Et les miroirs sont des gouffres. (Elle se farde, se verse un verre)
Les miroirs sont des gouffres. On ne leur donnera jamais assez de fards et de spectacles. Tout à coup, ils vous coupent en deux, et là, le regard est atroce.
Le regard? Qu'est-ce que je dis? Cent mille regards. Des millions de regards. A l'affût de la moindre erreur, et même quand il n'y a pas d'erreur, ils en inventent, cette ombre sur l'aile du nez: est-ce que c'est un bouton? Cette étincelle dans l'oeil: est-ce qu'elle n'a pas pleuré?
(Elle se farde, concentrée)
Ils inventent.
Ils boivent avec votre bouche, ils touchent avec votre main. Ils croient souffrir parce que le Prince regarde ailleurs et que vous repoussez le gâteau des cérémonies. Sur leur balance, c'est vous qui maigrissez, qui grossissez. Ils hurlent à votre place quand vous avez vos parturitions.
"Parturitions"? Je sors ça d'où? C'est pas mal. Parturitions. "Le Prince vous prie de le rejoindre à la salle à manger, Altesse." - "Je ne peux pas, j'ai mes parturitions."
Il faut que je note ça.
(Elle tire le cordon de la sonnette. Arrive le Nain)
Reine: Ah! toujours toi! J'aurais dû te tordre le cou comme aux autres.
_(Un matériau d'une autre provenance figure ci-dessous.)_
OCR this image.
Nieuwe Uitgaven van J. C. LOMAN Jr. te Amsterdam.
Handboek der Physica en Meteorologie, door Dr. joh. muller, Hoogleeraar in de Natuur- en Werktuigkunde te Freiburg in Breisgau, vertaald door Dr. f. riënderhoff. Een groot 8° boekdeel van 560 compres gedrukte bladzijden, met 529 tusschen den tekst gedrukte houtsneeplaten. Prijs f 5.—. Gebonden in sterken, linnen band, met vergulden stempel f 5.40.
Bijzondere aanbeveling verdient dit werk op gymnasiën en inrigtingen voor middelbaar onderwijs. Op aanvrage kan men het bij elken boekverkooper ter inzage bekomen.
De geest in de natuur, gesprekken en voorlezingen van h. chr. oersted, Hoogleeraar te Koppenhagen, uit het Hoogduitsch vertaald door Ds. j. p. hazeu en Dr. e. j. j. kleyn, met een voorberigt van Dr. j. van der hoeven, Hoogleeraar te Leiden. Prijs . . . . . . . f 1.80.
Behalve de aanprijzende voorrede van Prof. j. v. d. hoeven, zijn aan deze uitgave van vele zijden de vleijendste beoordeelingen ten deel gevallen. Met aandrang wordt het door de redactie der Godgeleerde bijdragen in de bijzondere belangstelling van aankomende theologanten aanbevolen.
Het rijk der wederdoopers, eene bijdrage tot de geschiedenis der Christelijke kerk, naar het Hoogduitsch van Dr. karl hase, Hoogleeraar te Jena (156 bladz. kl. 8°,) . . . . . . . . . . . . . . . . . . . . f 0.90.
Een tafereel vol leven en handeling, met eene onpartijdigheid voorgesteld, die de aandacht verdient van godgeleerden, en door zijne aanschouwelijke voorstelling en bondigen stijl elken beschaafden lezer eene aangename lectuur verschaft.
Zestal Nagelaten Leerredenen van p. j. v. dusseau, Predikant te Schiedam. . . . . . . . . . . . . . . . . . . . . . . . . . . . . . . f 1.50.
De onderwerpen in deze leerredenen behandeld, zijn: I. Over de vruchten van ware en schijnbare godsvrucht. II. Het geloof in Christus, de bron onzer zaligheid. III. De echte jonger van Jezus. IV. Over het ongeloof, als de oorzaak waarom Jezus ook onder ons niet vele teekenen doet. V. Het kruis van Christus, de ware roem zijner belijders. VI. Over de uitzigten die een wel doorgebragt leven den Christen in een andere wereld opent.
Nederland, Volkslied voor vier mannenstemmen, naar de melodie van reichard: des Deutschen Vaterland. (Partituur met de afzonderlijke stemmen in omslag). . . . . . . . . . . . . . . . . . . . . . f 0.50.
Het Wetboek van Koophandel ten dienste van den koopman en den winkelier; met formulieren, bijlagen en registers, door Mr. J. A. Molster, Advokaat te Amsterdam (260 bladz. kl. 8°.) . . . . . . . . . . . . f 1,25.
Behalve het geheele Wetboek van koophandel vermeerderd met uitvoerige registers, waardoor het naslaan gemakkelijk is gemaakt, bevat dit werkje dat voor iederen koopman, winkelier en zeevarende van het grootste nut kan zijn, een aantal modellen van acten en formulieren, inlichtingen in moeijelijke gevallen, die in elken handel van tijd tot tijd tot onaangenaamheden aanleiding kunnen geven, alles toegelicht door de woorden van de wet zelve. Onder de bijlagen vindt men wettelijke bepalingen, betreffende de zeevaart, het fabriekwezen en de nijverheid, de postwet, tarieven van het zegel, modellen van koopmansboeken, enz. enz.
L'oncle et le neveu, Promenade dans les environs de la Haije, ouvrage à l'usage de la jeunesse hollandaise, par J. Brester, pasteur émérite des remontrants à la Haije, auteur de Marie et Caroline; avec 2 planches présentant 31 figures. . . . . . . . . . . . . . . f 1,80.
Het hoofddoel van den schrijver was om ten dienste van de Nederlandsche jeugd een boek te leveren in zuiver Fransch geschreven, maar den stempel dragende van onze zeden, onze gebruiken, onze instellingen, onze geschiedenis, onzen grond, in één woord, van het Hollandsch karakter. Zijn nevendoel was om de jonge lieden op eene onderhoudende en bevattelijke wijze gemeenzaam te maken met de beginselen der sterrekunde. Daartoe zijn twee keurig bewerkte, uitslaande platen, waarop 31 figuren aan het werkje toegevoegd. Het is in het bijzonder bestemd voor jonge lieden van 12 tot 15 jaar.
Nain: Tu ne peux pas. Je suis toute ta mémoire.
Reine: Une mémoire potagère, oui. Qu'est-ce que vous m'avez appris d'autre que faire le ménage?
Nain: Ça aurait pu t'être utile.
Reine: Où ça?
Nain: Si tu te promenais parfois dans ton royaume, tu saurais qu'il y a des quartiers de bordure, là, qui sont plutôt crads.
Reine: Crads?
Nain: Tristes.
Reine: Comme ici, donc. Il n'y a pas besoin de savoir faire la cuisine pour ça.- Et qui est-ce que j'aurais épousé?
Nain: Tu te regarderais dans le miroir avec la même amertume, mais avec un peu moins d'éternité.
Reine: L'éternité elle-même finit par prendre la poussière. On devrait le leur dire: ce n'est que l'ennui du ressassement. Et moi, je n'ai rien à me mettre sous la dent - même pas un commencement. Et encore moins l'événement. Ça glisse dans la mémoire comme un serpent lacté. - Va chercher ce qu'il faut. Je veux dicter.
(Le Nain ressort, revient avec du papier.)
Reine: Relis-moi ce que nous avons déjà écrit.
Nain: La même chose en plusieurs versions "Ce n'était pas cela le commencement, le commencement n'était pas dans la pomme qui trébuche quand je me suis réveillée pour un prince amoureux de mon cercueil. Je dormais..."
Reine: Stop! (amère) C'était bien avant, le commencement.
Nain: Dans tes coquetteries, c'est ça?
Reine: Oh non! Avec vous, je vivais dans des miniatures, et j'avais juste envie de grandir .
Nain: Tu rêvais.
Reine: Vous me l'aviez interdit, voilà pourquoi. - Est-ce que c'était seulement du rêve? - Ce n'étaient pas des coquetteries, mais je-ne-sais quel fluide inguinal qui montait à la tête. Pourquoi est-ce que mon père ne m'a pas protégée? Hein? Où était-il, quand Celle-là mangeait mon coeur pour être la plus belle? - Je ne dis pas que c'était un viol, mais c'était un viol. Double. Ni père ni mère - et ce petit corps qui saignait au milieu des arbres, qui saignait dans une maison de poupées avec des êtres qui avaient mal grandi, et qui n'avaient pas, eux, de fluide inguinal. Pas le moindre petit filet de fluide inguinal.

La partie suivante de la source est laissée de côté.